There’s more, but you get the point. Lest my criticisms appear harsh, I note that I sought to engage FWW director Wenonah Hauter in a dialogue on carbon taxes last winter, after she published a letter in the New York Times disparaging the tax in British Columbia.
After one back-and-forth, I wrote again and closed as follows:
Wenonah, like you, I’ve been in the trenches fighting fossil fuels for a long time. We may have different ideas about how to get to the same goal, but I hope we can both pursue that goal without running at cross-purposes.
She never replied. Too bad my appeal fell on deaf ears.
Methodological note: our calculations here, which add 2014 to the data in our year-ago report, exclude emissions from Public Electricity and Heat Production.
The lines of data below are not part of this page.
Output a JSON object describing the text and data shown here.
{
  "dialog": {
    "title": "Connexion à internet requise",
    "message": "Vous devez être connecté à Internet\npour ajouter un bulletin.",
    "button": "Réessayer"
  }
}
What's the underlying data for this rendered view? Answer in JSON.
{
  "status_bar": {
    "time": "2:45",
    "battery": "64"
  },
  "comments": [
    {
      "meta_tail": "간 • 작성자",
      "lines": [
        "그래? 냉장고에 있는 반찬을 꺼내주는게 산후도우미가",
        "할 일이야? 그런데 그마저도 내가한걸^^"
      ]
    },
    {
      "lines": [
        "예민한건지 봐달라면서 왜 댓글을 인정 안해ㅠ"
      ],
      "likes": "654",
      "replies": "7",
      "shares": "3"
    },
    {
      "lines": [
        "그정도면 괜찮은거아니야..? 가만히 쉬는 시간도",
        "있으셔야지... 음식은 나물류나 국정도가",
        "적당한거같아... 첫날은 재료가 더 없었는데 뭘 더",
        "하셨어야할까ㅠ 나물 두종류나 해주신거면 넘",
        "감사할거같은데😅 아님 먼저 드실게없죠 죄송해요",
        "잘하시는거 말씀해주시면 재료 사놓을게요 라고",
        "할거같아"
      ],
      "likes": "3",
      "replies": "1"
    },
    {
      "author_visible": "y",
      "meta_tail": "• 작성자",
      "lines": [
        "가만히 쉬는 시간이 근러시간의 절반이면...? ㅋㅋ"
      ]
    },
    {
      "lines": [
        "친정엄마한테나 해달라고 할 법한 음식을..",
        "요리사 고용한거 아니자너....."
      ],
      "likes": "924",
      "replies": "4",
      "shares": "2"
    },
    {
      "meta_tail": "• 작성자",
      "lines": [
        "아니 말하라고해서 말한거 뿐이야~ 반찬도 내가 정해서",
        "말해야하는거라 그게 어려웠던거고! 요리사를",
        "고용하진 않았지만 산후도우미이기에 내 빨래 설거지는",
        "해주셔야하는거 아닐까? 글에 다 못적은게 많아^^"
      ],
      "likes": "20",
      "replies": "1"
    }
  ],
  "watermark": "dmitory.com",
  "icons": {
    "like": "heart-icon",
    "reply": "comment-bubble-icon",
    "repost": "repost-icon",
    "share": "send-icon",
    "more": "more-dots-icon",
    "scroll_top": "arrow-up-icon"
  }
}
This category — essentially electricity generation from burning fossil fuels — accounts for just 2 percent of BC emissions from fuel combustion but for nearly 20 percent in the rest of Canada. More importantly, that sector constitutes most of the “low-hanging fruit” for reducing carbon emissions, since electricity generation affords more opportunities for quickly and easily substituting low-carbon supply than any other major sector. Eliminating this category enabled us to compare changes in emissions over time — the heart of our analysis — on an equal basis between BC and the rest of Canada.